Todos los vecinos se han acercado a ver el río. Las lluvias torrenciales de los últimos días lo han colmado tanto, que está a punto de desbordarse. Han cerrado sus tiendas y negocios y han clavado sus ojos en los remolinos negros que el agua forma. La lluvia ha fundido la nieve que aún cubría las cumbres más altas de las montañas que rodean el pueblo, una muralla que lo esconde del sol y del mundo. La tierra no ha podido absorber más agua, y se han formado cascadas, derrumbado laderas, los tímidos torrentes se han convertido en violentas lenguas de agua blanca y atronadora.
Han protegido las entradas de las casas con sacos de tierra, han movido piedras con los tractores, han resguardado a los animales. Y una vez hechas todas las cosas que aprendieron en la última riada que debían hacerse, se han acercado a vigilar el río, porque ya es lo único que queda. Escuchan, entre el salvaje rumor del agua, el chocar de las enormes rocas que el río arrastra. Temen que en cualquier momento el agua se desborde, que destruya la única carretera que une el valle con el mundo, que se lleve el puente, sus casas, el depósito del gas y se queden semanas duchándose con agua fría y marronosa.
María observa a la multitud sentada en el banco del parque. Se esconde debajo de un paraguas negro decorado con el logo de la agencia de seguros donde trabaja su padre. Hace fresco y se ha puesto su sudadera de Snoopy. Es la única que le queda un poco grande y además la hace parecer más niña, ahora que ya es por fin, toda una mujer. Examina la cara del perro que se abulta un poco justo a la altura de su vientre, se le arquean un poco las cejas hacia su ombligo, y parece que Snoopy esté enfadado. Se incorpora un poco y ahora Snoopy frunce el ceño. Dobla su cuerpo y Snoopy agacha su cabeza avergonzado, abre sus brazos y se queda Snoopy con cara de mareado.

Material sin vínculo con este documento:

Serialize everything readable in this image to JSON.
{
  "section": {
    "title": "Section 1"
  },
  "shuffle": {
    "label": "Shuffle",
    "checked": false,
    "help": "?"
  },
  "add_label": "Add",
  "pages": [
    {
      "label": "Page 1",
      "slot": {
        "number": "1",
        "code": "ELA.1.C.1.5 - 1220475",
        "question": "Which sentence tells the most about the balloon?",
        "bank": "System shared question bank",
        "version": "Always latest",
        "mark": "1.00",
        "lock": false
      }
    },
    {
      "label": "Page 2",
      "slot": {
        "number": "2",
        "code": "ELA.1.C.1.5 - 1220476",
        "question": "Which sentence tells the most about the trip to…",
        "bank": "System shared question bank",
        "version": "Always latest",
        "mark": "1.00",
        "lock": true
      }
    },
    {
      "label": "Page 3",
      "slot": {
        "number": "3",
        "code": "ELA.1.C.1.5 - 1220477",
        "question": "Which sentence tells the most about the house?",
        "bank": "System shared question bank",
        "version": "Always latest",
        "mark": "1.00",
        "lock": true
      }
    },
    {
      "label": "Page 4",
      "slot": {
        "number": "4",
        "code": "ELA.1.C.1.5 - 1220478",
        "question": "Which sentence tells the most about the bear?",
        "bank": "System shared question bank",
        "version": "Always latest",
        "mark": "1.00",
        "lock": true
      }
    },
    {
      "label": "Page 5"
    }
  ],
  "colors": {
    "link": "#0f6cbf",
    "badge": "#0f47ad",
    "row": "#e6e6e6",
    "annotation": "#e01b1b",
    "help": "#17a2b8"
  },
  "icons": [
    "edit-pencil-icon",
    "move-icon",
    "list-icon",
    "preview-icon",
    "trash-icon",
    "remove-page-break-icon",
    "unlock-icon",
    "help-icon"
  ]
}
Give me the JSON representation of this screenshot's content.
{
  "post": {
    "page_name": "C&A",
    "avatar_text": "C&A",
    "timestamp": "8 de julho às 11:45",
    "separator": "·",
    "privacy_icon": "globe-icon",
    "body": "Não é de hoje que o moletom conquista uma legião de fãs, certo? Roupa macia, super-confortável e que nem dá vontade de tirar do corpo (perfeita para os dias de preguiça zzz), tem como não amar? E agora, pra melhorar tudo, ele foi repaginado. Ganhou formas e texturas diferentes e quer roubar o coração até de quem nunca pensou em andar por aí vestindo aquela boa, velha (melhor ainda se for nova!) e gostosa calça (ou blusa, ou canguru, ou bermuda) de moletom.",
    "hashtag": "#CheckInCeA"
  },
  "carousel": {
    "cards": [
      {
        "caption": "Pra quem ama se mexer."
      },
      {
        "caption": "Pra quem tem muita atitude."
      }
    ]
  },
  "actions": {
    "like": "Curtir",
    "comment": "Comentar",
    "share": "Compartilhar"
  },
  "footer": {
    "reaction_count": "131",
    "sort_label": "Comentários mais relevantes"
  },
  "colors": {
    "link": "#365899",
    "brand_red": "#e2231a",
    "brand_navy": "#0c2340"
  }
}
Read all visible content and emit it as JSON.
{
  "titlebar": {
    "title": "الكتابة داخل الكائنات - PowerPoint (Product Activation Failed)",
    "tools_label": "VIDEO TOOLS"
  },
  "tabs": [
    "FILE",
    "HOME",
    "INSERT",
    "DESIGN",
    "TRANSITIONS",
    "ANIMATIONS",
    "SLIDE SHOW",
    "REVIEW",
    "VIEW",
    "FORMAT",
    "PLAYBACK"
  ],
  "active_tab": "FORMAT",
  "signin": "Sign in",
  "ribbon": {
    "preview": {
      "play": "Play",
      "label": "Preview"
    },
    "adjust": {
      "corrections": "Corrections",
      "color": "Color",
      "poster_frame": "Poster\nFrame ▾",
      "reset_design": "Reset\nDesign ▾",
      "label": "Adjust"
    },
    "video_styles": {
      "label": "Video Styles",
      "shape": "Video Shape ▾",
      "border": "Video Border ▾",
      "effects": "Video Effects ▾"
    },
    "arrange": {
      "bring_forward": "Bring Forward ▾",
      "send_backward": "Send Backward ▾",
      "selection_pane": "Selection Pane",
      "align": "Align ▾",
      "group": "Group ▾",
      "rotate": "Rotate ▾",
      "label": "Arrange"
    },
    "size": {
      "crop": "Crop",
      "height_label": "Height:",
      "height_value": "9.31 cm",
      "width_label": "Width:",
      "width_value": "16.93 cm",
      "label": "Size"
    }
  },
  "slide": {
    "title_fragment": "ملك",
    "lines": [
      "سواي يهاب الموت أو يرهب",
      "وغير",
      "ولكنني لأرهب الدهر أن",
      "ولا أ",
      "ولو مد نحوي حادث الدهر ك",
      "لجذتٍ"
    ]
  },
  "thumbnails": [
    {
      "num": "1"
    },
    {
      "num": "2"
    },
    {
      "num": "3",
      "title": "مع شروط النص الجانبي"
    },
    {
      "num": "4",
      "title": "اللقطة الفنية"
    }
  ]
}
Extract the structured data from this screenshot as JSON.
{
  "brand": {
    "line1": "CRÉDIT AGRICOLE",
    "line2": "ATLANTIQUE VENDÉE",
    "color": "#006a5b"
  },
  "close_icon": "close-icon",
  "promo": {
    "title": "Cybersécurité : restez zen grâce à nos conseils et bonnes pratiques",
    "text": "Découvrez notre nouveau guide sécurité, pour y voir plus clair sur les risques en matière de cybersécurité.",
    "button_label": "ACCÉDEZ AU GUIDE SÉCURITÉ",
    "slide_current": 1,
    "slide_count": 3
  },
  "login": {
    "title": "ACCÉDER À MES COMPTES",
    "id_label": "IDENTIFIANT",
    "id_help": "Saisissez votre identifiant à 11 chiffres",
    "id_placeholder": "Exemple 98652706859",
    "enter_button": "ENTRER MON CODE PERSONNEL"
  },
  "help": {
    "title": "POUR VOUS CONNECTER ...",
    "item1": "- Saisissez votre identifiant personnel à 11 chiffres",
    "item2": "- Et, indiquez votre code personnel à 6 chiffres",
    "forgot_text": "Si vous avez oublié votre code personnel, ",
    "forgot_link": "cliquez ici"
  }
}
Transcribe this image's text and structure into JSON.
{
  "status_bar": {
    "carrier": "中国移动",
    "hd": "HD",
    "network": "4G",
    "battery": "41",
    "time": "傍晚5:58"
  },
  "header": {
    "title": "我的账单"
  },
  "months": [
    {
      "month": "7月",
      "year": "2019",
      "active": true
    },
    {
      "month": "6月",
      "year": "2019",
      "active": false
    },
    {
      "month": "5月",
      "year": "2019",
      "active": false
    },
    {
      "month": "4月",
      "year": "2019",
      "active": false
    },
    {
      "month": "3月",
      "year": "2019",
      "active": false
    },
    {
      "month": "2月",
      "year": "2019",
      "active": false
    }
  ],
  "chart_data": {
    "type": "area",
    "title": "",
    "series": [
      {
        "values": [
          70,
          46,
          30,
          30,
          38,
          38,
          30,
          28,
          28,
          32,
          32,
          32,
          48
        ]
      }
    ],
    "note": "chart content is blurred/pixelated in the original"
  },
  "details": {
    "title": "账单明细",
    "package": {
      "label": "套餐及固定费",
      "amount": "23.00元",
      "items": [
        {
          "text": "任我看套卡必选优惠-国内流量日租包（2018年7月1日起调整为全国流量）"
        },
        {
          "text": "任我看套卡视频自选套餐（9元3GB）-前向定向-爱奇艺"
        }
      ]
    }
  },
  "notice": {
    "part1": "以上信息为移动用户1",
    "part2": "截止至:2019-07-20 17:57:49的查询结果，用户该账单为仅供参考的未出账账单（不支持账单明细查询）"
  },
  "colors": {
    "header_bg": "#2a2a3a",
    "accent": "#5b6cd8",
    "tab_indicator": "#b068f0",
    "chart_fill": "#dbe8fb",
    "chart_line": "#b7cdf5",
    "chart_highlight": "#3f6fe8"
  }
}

Las niñas de su edad están encerradas en la seguridad de sus cuartos, como abejitas acurrucadas en las celdas de su colmena en un día de tormenta, mandándose mensajitos de Snapchat en los que sospecha, dentro de unos meses, aparecerá ella. María ha podido escabullirse a ver el río. Su padre estaba ocupadísimo con las llamadas de sus clientes, todos histéricos ante la posibilidad de perder sus granjas o sus casas. Se deja hipnotizar por el agua negra y no puede evitar una náusea y ese mareo que últimamente siempre la acompaña.
Se oye ahora un murmullo de gente, y alguien señalando la corriente, que arrastra una pelota de la Liga. Detrás de una pelota siempre va un niño y las miradas se enredan con angustia en la negrura que serpentea violenta. Pero no aparece un niño, sino un árbol, que se pliega y se rinde a la fuerza del agua, con sus ramas estiradas hacia el cielo, como pidiendo ayuda a los otros árboles que lo observan impasibles desde la orilla, mientras él ya desaparece río abajo.
Por fin ha dejado de llover, pero María sigue parapetada debajo de su paraguas. La gente empieza a mostrar señales de alivio, el nivel del agua está bajando. Parece que la previsión es buena, dice el policía municipal que lleva, según él, dos días sin dormir. Se despejan las nubes y empiezan a brillar las estrellas lejanas en medio de un cielo limpio y oscuro. Los vecinos se dan golpecitos nerviosos en las espaldas y empiezan a desfilar hacia sus casas. Se despiden por sus nombres de pila deseándose un buen descanso. Por poco, dicen, un metro más y ya tenemos aquí al ejército y a la reina besando niños y estrechando manos de abuelas. Por poco, pero esta vez nos hemos salvado. Permanece el puente románico en su sitio y ya cada vez quedan menos curiosos en la orilla.
Ajena al alivio general está María, con su mareo, y sus ojos fijos en el río oscuro. Su sangre está también fluyendo de una forma extraña y salvaje, transporta sustancias nuevas e indecentes. Borbotea por sus adentros como un torrente descontrolado. Se precipitan algunas gotas del paraguas hacia su sudadera, ahora parece que Snoopy está llorando.